Wed, 23 February 2011
As 2011 was looming last year, we started thinking about new ideas for the podcast. We came up with a few keepers, but we also resuscitated some kick ass classic ones and plan to bring them back better than ever. More on that later.
Today though, it's the first in our Bookshelf Babble-On series. Nothing too deep (hey, this is SiDEBAR, right?). Just us grabbing a few things off the shelf that we like and talking about them. That's it.
Dwight, Adrian and myself have many, many things in common as far as our tastes go, but we diverge in a lotta places, too — which is a good thing.
The goal with Babble-On was to pick a book that some people might not know about and bring it to the fore. You know, open up a can-o-worms and see what slithers out!
The rules were no rules. It could be anything — a collected trade paperback, an original graphic novel, an illustrated novel, a novel, a children's book, an artbook, a book about comics or nerd culture — what have you.
Of course, we end up down a few rabbit trails, but again, this is SiDEBAR, where digressions abound (ha).
Our chosen Babble-ees, if you will, are COME ON, RAIN! by Karen Hesse and Jon J. Muth, SLAINE THE KING by Pat Mills and Mike McMahon, and Yoji Shinkawa's THE ART OF METAL GEAR SOLID. We got a little versatility goin' on today, kids.
Hope you have fun listening to us run our mouths. And thanks for stopping by again and clicking the little download thingy.
Mon, 7 February 2011
I had the good fortune of meeting Jaime Hernandez at my first comic convention, HeroesCon, in June 2006. He and his brothers, Gilbert and Mario, were at the same table and I was awestruck. I'm pretty sure I came across as a big goof, stammering something about, "You're awesome..." and loving their work as they signed my books.
Cut forward to almost five years later and I have the good fortune of speaking with Jaime again, albeit in a more composed manner. Barely.
The guys and I chatted with him from his home in Southern California about all things Love and Rockets and beyond. We touched upon his childhood love of comics, early influences from cartoonists such as his older brothers, Alex Toth and Bob Bolling of the classic Lil Archie series, his love of dialogue, the spirit of 'Do-It-Yourself' in comics, the recent art book 'The Art of Jaime Hernandez: The Secrets of Life and Death' by Todd Hignite and much more.
I am wont to say that Jaime is probably one of comics' greatest open secrets.
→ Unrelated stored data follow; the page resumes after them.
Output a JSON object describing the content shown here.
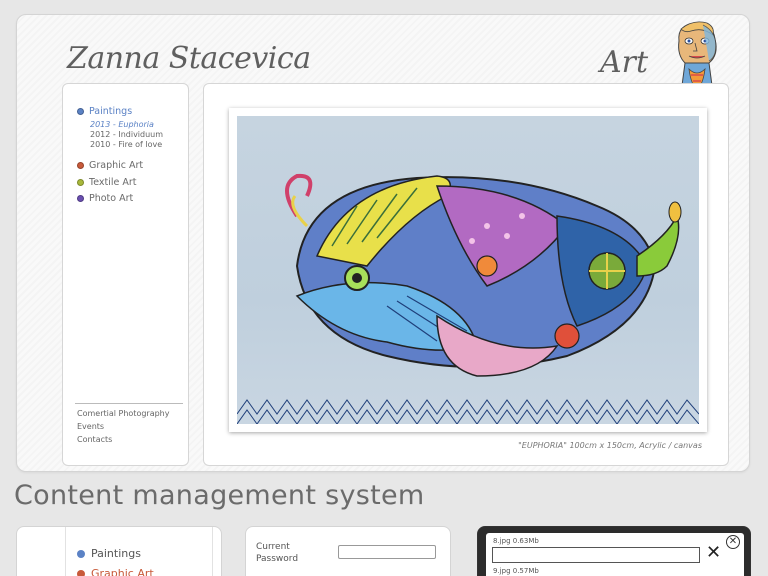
{
  "site": {
    "logo": "Zanna Stacevica",
    "art_label": "Art",
    "nav": {
      "items": [
        {
          "label": "Paintings",
          "color": "#5b82c5",
          "active": true
        },
        {
          "label": "Graphic Art",
          "color": "#c85a3a"
        },
        {
          "label": "Textile Art",
          "color": "#a8b83a"
        },
        {
          "label": "Photo Art",
          "color": "#6a4fb0"
        }
      ],
      "sub_items": [
        {
          "label": "2013 - Euphoria",
          "active": true
        },
        {
          "label": "2012 - Individuum"
        },
        {
          "label": "2010 - Fire of love"
        }
      ],
      "footer": [
        "Comertial Photography",
        "Events",
        "Contacts"
      ]
    },
    "painting": {
      "caption": "\"EUPHORIA\" 100cm x 150cm, Acrylic / canvas"
    }
  },
  "cms": {
    "heading": "Content management system",
    "nav": {
      "items": [
        {
          "label": "Paintings",
          "color": "#5b82c5",
          "text_color": "#555555"
        },
        {
          "label": "Graphic Art",
          "color": "#c85a3a",
          "text_color": "#c85a3a"
        }
      ]
    },
    "password": {
      "label": "Current Password",
      "value": ""
    },
    "upload": {
      "files": [
        {
          "label": "8.jpg 0.63Mb"
        },
        {
          "label": "9.jpg 0.57Mb"
        }
      ],
      "remove_glyph": "✕",
      "close_glyph": "✕"
    }
  },
  "colors": {
    "accent": "#5b82c5",
    "text": "#6a6a6a"
  }
}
Universally acknowledged as a godfather of alternative comics (in my eyes), it is surprising that many people have never given Love & Rockets a try.
With the entirety of Jaime's work in print by Fantagraphics Press and the aforementioned art book, there has never been a better time to discover his work. You'll come for the superb draftsmanship and nuance of his art, but you'll be come back for the mature storytelling with Maggie, Hopey, Ray, Vivian the Frogmouth and the rest of the gang of Hoppers.